The available DAP-seq datasets revealed a weak in vitro binding of WRKY TFs at the demethylated region of RMG1, which was difficult to reproducibly detect using DAP-qPCR analysis. Furthermore, the presence of W-box cis-elements in the close vicinity of the RMG1 hyperDMR is expected to complexify the interpretation of DAP-qPCR results as the primers flanking this region also amplify W-box sequences that are not subjected to ROS1-dependent demethylation. By contrast, the DAP-seq datasets at the RLP43 demethylated promoter region revealed robust in vitro binding of several WRKY TFs, which was convincingly detectable by DAP-qPCR analysis. Furthermore, only a single –and functional– W-box cis-regulatory element is present right in the middle of the RLP43 hyperDMR, which is devoid of W-box in its surrounding. The RLP43 promoter is therefore the most appropriate candidate to investigate the relevance of demethylation in WRKY TFs binding using our DAP-qPCR system. In the revised manuscript, we are now providing an explanation for why we made this choice. In the future, we intend to conduct DAP-seq analyses in Col-0 versus ros1 mutants, which should address reviewers’ comments at RMG1 but also at other ROS1 targets showing similar features. This approach will also determine the extent to which ROS1-directed demethylation facilitate WRKY TFs binding at the whole genome level.
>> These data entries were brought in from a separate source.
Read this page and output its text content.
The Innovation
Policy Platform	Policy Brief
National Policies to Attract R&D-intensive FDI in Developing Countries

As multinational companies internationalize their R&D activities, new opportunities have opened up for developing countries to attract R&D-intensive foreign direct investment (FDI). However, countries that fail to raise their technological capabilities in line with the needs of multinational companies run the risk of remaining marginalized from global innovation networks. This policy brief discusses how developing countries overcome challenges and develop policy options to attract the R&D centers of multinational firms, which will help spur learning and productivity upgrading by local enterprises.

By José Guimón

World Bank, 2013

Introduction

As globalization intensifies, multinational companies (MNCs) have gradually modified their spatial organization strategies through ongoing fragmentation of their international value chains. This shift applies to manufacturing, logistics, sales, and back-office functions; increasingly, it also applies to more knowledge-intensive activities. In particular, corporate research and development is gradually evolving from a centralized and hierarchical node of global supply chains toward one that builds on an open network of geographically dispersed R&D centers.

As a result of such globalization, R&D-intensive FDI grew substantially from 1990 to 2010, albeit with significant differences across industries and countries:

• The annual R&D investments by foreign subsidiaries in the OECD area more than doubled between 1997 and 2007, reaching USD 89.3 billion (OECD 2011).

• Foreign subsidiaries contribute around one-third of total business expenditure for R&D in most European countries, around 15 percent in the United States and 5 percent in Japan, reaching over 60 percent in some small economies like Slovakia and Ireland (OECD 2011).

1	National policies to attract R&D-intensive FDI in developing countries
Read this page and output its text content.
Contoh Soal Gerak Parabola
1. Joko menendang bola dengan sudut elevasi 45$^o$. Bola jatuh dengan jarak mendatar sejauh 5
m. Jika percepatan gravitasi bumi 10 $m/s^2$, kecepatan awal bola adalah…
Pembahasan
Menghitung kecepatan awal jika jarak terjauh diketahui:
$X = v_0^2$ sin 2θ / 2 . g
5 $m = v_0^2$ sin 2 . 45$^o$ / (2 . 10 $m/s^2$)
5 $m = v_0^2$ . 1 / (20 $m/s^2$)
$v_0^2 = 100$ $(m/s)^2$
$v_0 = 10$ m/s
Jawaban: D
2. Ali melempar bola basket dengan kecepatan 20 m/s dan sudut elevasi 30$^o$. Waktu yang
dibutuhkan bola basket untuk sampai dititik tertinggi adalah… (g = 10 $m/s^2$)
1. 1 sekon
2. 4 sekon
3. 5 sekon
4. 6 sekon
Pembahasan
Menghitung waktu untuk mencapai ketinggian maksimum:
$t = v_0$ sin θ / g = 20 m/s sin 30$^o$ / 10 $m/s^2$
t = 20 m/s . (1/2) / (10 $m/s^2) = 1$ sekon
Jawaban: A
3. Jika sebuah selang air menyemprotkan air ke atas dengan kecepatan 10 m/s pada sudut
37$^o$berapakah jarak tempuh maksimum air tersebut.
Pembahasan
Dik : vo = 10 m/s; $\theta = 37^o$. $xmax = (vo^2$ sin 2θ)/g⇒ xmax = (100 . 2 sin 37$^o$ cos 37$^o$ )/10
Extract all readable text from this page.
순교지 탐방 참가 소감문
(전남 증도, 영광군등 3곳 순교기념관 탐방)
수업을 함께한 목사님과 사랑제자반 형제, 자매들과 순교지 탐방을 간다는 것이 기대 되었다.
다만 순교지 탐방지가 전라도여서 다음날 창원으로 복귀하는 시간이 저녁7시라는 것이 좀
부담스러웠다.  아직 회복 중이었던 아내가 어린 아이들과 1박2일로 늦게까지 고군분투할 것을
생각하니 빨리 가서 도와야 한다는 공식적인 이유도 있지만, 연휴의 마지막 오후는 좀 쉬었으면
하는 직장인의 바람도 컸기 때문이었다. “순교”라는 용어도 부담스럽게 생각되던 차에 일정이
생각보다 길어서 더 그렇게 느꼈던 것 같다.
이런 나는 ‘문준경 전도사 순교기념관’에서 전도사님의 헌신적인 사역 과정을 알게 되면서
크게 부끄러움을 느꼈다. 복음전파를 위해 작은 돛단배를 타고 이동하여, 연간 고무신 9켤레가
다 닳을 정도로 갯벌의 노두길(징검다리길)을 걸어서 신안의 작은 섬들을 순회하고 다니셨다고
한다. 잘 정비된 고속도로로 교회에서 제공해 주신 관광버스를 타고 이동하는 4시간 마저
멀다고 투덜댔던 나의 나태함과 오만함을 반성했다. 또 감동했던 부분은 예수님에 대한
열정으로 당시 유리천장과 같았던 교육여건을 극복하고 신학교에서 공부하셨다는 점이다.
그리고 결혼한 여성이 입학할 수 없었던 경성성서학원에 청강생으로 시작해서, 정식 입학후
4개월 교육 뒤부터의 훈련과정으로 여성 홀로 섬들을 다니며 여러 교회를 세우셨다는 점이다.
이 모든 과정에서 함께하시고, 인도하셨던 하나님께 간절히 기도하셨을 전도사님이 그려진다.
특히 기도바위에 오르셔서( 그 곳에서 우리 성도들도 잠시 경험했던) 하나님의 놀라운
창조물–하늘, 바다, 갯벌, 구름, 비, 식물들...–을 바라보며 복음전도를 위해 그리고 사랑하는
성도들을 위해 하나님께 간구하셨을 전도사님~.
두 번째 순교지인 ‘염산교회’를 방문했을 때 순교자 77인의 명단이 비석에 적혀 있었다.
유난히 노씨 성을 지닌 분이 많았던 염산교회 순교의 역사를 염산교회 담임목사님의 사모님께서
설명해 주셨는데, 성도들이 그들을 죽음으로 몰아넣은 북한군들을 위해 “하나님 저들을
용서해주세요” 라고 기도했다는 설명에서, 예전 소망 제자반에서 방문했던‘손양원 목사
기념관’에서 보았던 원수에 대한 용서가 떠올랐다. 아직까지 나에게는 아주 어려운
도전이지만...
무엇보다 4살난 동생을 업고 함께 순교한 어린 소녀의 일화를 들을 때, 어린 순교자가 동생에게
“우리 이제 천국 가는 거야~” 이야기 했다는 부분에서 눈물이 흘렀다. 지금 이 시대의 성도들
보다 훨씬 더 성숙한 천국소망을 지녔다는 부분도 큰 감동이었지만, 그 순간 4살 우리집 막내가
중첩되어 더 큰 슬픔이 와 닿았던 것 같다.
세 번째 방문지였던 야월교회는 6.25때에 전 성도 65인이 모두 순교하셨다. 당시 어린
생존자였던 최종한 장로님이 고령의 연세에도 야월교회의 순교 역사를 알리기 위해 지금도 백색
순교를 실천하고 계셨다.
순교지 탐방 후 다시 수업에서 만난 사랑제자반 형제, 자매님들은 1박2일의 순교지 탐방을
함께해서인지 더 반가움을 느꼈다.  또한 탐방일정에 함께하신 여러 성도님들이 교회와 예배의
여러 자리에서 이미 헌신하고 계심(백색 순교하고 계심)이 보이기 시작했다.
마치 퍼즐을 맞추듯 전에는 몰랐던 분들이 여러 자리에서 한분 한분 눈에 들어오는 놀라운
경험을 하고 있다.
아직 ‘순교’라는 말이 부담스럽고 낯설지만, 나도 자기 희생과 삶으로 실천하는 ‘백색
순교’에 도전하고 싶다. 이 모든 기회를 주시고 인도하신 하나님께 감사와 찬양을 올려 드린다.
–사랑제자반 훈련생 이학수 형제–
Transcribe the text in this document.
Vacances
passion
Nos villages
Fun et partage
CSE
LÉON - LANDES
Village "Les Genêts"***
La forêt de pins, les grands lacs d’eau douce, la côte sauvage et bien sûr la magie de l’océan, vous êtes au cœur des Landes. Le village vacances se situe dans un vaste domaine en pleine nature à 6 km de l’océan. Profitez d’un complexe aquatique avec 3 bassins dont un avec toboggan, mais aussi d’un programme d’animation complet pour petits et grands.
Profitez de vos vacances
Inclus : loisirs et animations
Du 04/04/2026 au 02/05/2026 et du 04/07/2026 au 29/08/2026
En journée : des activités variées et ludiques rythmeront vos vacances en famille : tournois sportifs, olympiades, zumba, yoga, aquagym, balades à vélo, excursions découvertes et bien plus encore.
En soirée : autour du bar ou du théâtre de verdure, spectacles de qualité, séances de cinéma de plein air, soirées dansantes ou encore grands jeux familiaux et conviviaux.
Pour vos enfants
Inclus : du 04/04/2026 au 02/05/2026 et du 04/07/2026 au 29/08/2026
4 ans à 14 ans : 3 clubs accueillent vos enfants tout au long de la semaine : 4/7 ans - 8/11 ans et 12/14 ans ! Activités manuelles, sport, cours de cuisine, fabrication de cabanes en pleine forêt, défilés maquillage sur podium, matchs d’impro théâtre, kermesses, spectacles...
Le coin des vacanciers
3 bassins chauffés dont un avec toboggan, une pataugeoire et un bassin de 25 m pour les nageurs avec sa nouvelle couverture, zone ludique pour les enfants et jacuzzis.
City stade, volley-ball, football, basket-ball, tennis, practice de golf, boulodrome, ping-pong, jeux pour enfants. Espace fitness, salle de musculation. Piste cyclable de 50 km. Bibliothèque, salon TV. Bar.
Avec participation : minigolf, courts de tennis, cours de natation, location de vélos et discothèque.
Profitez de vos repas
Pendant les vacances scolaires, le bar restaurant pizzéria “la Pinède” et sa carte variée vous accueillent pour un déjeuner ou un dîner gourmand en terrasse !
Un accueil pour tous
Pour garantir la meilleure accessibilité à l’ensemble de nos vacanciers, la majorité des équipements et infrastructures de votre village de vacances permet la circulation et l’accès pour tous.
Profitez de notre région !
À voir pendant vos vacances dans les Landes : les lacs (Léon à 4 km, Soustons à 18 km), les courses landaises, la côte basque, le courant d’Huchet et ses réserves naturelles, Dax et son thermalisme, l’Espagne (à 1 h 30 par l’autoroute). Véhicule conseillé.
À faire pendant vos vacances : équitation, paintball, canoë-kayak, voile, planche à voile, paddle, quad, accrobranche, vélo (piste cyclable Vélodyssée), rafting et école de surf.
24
The following sentence has been added in the Results section of our revised manuscript:

“The rationale for using RLP43 promoter for this specific analysis was based on (1) previous DAP-seq and ChIP-seq data showing robust binding of different WRKY TFs at the ROS1-directed demethylated RLP43 promoter (Figure 4A-C, Figure 4—figure supplement 1), (2), the presence of a single W-box cis-element located right in the middle of this genomic region (Figure 4B, C) and, (3) the central role of this W-box in the flg22-responsiveness of the RLP43 promoter (Figure 4D-F).”